Dans un arrêt à cheval sur la frontière idéologique qui sépare les juges conservateurs des progressistes, la Cour a accordé en juillet dernier l’équivalent d’un brevet d’innocence à un président dans l’exercice de ses fonctions, en l’occurrence Donald Trump dans le costume sans étoffe du harangueur en chef des émeutiers du 6 janvier 2021. Le plus haut tribunal du pays a jugé que le président bénéficiait d’une immunité presque totale pour des crimes commis dans l’exercice de ses fonctions, ouvrant la voie définitive à l’ère de la présidence impériale aux États-Unis pour tous les locataires passés ou futurs de la Maison-Blanche.
Le dépôt d’un acte d’accusation révisé par le procureur Jack Smith est une tentative de sauver du naufrage l’acte d’accusation, tout en se conformant aux prescriptions de la Cour suprême. Le document incriminant est ainsi passé de 45 à 36 pages, bien que les quatre accusations initiales restent intactes.
La trame narrative derrière les efforts de Donald Trump pour empêcher la certification du vote et renverser le résultat électoral à sa faveur est tout de même amputée de passages importants. Ainsi, les appels du pied de Donald Trump auprès du département de la Justice pour qu’il lance des enquêtes bidon sur les fraudes électorales ou pour qu’il fasse pression sur des États clés ne font plus partie de l’histoire officielle du 6 janvier. Les conversations avec le personnel politique et les avocats de la Maison-Blanche passent aussi à la trappe. Il s’agit maintenant d’actes officiels commis par un président dans l’exercice de ses fonctions.
C’est dire le dommage que la Cour suprême des États-Unis a causé au principe des pouvoirs et contre-pouvoirs, si important pour la vitalité de la démocratie américaine. Les futurs présidents pourront aisément instrumentaliser le département de la Justice à des fins politiques sans être inquiétés de leurs gestes, sinon qu’aux yeux de l’électorat.
L’arrêt insensé de la Cour suprême n’a pas empêché le procureur Smith de préserver le coeur de la théorie de la poursuite. Les mensonges et les appels tonitruants au soulèvement de Trump sur les réseaux sociaux, ses pressions sur l’ex-vice-président Mike Pence et ses tentatives farfelues visant à remplacer les grands électeurs de la Géorgie par des partisans complaisants demeurent tous au coeur du dossier.

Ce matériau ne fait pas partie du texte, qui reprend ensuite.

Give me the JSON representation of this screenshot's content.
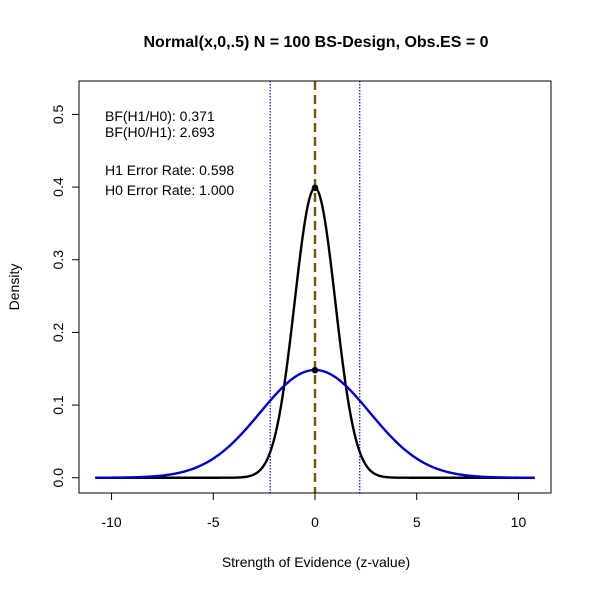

D’une certaine mesure, le complot est permanent chez Donald Trump et ses partisans. Ils échafaudent encore et toujours des théories conspirationnistes sur le vol de l’élection de 2020 et la fraude à grande échelle du camp démocrate. C’est une figure constante dans la rhétorique trumpiste : reprocher et imputer à l’adversaire, sans preuves, les faits et gestes commis par son propre camp.
Dans les dernières semaines, Trump a encore accusé la « gauche radicale démocrate » d’avoir triché et volé l’élection de 2020. Il a aussi mis des bémols à sa capacité de reconnaître une éventuelle défaite… « parce qu’ils trichent ». La confiance à l’égard du système électoral est la première victime de cette campagne insidieuse.
Cette fabuleuse supercherie a pris des allures inattendues avec le couronnement de Kamala Harris à la convention démocrate. Trump évoque maintenant un coup d’État subi par le pauvre Joe Biden, puisque ce dernier avait été désigné candidat au suffrage universel à l’issue des primaires démocrates. Peu importe que l’argument soit fondé ou non, si Trump est battu, il trouvera des marionnettes en toge pour plaider que le transfert des délégués de Joe Biden à Kamala Harris, sur le plancher de la convention démocrate, relevait de l’illégalité.
En fait, il n’y a qu’une seule élection que Donald Trump est prêt à reconnaître : la sienne. Sous une forme ou une autre, nous aurons droit à un remake du 6 janvier s’il perd. Dans un pays aussi polarisé et divisé que les États-Unis de 2024, jamais l’électeur centriste et modéré n’aura été aussi important. Les clés de l’édifice démocratique sont entre ses mains.